In a slightly more sophisticated way, competitors for a place as Alan Sugar's or Donald Trump's trainee proclaim "I lead from the front" or "Mistakes should be encouraged. We learn so much from making mistakes". And yet, when we observe their true leadership style they do nothing more advanced than shout at their teams using the argument "I'm in charge so just do what I tell you to do" and search desperately for someone to dump on when they fail a task.

Surprise, surprise we don't just see this phenomenon on TV. In my travels around the corporate world, I have met many managers who talk a great game. They've read Stephen Covey, they've been to Anthony Robbins and they know their Emotional Intelligence score off the top of their heads. But when I see them in action, it becomes clear that they know the theory but do not consistently translate this in to action.

Generally they are not being disingenuous. It is almost impossible to accurately measure our own performance. Let's take giving feedback to a direct report as an example. We know how it sounds in our head and how it is meant to sound when it comes out of our mouth but how it is received by others may contrast significantly.

Plus, none of us is perfect. Sometimes we forget that we know a more effective way to address a challenge. Sometimes we don't realise that a tool we've learnt would be useful in this situation. Sometimes we're just having a bad day!

And then there are the other times. There is absolutely no point in going on courses, reading books or working with an executive coach if you are not 100% committed to changing the way you operate.

It just isn't enough to talk the talk. You have to actually walk the walk every day, in every situation, with every person you come in to contact with. Allowing yourself to have human flaws is one thing. Thinking that you've solved the problem by reading the book is another.

How do you close the gap between theory and reality?

Here are a number of options:

1. Get focused: Each day or week focus on one tool you've learnt from a book you've read or a course you've attended. Aim to overuse the tool. Test it out. See if you can apply it to a wider range of situations than you thought possible. Experiment with it. See how elastic it is, how broadly it can be applied. By the end of the week, if you do this properly, the tool will start to be part of who you are, not just something you do sometimes.

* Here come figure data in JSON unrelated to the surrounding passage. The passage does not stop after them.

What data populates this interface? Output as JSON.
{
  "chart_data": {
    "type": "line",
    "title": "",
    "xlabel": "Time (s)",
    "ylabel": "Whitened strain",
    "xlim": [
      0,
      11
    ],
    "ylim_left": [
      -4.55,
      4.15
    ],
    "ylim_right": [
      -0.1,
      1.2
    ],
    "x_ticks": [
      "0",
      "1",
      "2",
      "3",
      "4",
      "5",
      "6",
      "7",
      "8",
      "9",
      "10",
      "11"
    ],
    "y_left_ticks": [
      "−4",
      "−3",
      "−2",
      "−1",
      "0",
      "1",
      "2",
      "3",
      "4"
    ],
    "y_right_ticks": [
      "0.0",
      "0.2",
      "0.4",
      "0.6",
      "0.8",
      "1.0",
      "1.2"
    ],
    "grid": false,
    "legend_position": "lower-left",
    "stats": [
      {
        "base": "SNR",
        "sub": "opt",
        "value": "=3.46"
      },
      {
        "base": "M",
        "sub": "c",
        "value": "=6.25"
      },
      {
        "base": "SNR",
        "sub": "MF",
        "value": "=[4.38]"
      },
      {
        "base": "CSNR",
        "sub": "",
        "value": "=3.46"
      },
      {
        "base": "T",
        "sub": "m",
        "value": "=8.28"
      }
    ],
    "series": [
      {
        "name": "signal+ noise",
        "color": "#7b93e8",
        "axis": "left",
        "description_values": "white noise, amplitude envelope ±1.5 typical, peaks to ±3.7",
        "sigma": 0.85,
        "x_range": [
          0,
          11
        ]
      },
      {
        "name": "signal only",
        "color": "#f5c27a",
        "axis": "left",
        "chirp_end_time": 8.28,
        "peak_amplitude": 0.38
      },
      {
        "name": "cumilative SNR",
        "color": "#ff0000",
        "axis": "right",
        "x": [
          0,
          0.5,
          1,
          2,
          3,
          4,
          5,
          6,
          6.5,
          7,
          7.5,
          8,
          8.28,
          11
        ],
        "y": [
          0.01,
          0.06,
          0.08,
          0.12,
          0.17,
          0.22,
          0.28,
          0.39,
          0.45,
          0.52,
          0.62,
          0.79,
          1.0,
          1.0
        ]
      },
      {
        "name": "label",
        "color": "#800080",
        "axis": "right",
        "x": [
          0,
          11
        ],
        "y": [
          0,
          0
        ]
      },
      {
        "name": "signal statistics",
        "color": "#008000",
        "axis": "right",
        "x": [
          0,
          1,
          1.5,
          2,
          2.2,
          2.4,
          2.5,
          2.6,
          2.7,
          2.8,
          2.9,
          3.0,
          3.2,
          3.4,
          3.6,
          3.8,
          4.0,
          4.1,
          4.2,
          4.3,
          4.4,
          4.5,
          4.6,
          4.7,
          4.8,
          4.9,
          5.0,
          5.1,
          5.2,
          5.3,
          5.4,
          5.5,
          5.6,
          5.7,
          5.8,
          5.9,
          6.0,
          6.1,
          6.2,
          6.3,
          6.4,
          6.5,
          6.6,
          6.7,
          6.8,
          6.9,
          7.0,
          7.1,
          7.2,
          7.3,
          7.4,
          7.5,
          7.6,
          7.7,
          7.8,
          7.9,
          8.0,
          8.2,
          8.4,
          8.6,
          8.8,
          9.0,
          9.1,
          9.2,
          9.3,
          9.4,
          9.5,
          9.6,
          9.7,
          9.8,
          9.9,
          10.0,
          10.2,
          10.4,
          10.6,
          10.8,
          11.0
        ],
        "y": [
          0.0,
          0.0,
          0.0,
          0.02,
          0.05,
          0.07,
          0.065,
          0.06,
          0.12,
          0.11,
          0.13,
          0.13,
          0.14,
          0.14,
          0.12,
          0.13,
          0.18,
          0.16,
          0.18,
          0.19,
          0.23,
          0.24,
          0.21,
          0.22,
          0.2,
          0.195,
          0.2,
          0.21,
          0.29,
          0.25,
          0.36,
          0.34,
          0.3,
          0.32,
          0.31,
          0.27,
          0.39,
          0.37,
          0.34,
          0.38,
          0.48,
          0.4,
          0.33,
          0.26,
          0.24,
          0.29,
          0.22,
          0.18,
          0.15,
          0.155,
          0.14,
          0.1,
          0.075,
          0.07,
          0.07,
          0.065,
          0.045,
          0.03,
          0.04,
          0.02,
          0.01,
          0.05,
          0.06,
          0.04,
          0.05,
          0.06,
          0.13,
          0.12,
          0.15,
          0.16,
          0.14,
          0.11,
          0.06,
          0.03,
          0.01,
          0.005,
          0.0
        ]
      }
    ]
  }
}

2. Get a tough-love-buddy: Select a tool or a set of tools you often talk about using. Ask your buddy to be vigilant in feeding back the extent to which you actually used these tools over a day, a week or a month. Your buddy must be someone who is a) familiar with the tool b) robust enough to give you straight talking feedback c) someone who sees you operate in a variety of situations.

3. Stop talking about how you manage: Ban yourself from telling people about your style of leadership or your philosophical musings about success. Instead demonstrate what you stand for in your actions. If you are really a visionary leader, you shouldn't need to tell people. They should just know.

4. Don't sign up for any more courses or read any more books: You already know far too much! Instead, re-read old books and your notes from courses you've already taken. Make sure you are really using what you already know before you try to learn more stuff.

5. Take the hint: If you are saying a thing but not doing it e.g. "I see myself more as a coach than a manager", ask yourself if this has become a "should" for you. A style that suits your mentor or the facilitator of a course you went on, might not suit you. You might admire it very much in others and might have hoped you could emulate your heroine but the truth could be that it will never be something you can do effectively. The fact that you say it but don't do it could be a clue. Instead, look at what actually does mark you out as a leader and, if you must, talk about that, rather than about qualities you aspire to but will never be a natural fit.